Это заставило ее вздернуть подбородок.

– Я уже говорила, что не боюсь вас!

– Нет, вы боитесь себя, боитесь за меня – что совершенно бессмысленно – и боитесь того, что может случиться, когда я нахожусь рядом с вами.

Чистая правда, подумала она, а вслух насмешливо сказала:

– Ваше тщеславие не имеет себе равных.

– Можете не волноваться. Я не собираюсь приближаться к вам и буду строго придерживаться этого правила. Вчера я совершил чудовищную глупость, прикоснувшись к вам. В конце концов мы с вами легли бы на ковер прямо у камина и на нас наткнулся бы любой из дюжины слуг.

У Эванджелины расширились глаза. Она выглядела испуганной и возбужденной одновременно. Это действовало на герцога сильнее, чем приворотное зелье. Ричард сделал два шага назад и только тут увидел темные круги под ее глазами. Мать говорила, что она худеет. Молодая женщина действительно выглядела бледной и осунувшейся. Беспокойство за нее сделало голос герцога необычно резким:

– Эванджелина, я пришел уладить дело.

– Я не знаю, о чем вы говорите, – ответила она, хотя все прекрасно понимала. Герцог хочет, чтобы она стала его любовницей. В конце концов, она была замужем и…

– Сколько времени вы прослужили в должности гувернантки Эдмунда?

Ее удивлению не было предела.

– Минутку, милорд. – Она уставилась на свои ногти. Нельзя забывать об огромном обаянии этого человека и его столь же огромном опыте. Да, Ричард желает ее, но это для него ничего не значит. Она вздохнула, а затем заставила себя улыбнуться. – Вы ошиблись. Я скорее няня, чем гувернантка. Гувернантке требуется специальное образование. Возможно, правильнее всего следовало бы называть меня компаньонкой Эдмунда, которая знает понемногу обо всем и ничего толком. Короче говоря, няня. Просто няня.
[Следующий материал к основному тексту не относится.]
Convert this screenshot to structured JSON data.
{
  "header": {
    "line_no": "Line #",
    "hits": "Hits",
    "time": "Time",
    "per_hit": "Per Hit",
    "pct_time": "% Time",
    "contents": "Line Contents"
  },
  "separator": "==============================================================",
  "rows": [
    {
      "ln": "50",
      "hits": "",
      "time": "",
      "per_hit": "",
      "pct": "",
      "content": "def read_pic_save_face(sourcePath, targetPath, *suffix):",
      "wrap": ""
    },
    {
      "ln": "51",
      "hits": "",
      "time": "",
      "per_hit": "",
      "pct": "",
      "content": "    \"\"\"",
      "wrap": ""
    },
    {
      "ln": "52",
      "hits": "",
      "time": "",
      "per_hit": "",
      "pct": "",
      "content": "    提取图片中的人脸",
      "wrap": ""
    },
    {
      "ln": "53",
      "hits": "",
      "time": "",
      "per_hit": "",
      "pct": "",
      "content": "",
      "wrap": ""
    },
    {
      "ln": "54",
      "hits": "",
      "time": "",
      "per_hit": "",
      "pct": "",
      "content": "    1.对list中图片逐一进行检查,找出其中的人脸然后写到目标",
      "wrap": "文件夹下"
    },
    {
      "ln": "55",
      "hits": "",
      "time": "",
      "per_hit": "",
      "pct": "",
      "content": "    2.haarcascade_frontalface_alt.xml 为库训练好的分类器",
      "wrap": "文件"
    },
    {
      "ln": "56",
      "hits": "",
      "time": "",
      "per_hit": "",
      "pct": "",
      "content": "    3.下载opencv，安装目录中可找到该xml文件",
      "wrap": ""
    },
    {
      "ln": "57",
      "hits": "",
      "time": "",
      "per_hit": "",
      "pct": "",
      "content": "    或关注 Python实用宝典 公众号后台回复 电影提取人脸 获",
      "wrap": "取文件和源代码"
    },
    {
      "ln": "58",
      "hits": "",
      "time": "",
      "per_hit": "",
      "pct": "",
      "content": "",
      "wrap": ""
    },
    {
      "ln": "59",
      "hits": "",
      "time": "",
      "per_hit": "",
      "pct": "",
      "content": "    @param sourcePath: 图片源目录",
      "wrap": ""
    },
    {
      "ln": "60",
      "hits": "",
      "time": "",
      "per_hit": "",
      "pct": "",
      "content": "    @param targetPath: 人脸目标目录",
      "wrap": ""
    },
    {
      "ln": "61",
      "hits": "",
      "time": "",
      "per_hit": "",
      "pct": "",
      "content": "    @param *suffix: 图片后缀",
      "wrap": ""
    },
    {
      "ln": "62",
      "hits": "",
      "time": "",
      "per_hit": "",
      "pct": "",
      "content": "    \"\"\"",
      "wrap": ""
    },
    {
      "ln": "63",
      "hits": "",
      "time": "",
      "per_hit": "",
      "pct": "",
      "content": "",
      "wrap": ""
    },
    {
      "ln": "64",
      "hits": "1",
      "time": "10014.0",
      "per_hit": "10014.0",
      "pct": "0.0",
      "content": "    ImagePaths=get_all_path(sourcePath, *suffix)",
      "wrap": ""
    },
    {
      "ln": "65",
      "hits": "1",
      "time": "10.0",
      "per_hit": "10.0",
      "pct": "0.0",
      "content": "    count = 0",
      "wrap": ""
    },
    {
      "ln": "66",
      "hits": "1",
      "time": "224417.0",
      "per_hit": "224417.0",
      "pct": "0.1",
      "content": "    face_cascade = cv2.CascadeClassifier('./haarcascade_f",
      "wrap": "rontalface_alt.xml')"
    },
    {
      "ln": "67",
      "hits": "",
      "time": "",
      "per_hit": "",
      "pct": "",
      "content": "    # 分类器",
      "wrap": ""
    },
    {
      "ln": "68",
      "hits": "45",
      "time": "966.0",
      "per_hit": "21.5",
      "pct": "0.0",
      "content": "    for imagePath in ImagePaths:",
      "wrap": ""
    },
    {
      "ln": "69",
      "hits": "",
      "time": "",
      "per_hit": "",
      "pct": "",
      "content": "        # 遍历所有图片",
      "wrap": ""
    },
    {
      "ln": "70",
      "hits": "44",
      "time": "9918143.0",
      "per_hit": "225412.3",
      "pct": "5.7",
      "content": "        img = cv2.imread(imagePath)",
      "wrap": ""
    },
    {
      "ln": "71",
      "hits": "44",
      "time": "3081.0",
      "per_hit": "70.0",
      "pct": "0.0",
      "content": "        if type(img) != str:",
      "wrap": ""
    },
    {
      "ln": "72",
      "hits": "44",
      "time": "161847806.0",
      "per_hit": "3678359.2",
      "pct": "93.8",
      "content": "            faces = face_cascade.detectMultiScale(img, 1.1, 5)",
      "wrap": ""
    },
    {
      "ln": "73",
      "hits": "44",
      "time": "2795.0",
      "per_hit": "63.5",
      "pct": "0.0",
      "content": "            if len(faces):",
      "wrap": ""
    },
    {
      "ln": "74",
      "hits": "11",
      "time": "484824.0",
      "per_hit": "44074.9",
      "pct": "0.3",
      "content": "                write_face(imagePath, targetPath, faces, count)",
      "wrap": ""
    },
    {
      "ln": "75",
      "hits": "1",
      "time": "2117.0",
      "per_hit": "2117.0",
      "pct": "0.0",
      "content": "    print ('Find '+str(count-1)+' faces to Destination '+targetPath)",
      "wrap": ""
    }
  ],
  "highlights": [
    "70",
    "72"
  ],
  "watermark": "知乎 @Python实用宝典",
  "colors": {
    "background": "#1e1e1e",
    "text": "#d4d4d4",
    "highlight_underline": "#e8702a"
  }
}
– Эванджелина, вы заставляете меня сердиться. Перестаньте умалять себя. Я по горло сыт вашими увертками. Ладно, хватит об этом… Согласно моим подсчетам, вы заботитесь об Эдмунде уже почти два месяца, но еще ни разу не получали платы за свою работу.

Платы?

– Не понимаю, милорд… Вы не только отдали мне весь гардероб Мариссы, но и обращаетесь со мной как с почетной гостьей. Это намного больше того, что я заслуживаю.

Герцог не обратил на ее слова ни малейшего внимания.

– Я хочу оплатить ваши услуги. – Он вынул из кармана банкноту. – Надеюсь, пятьдесят фунтов достаточно справедливая компенсация за потраченное вами время.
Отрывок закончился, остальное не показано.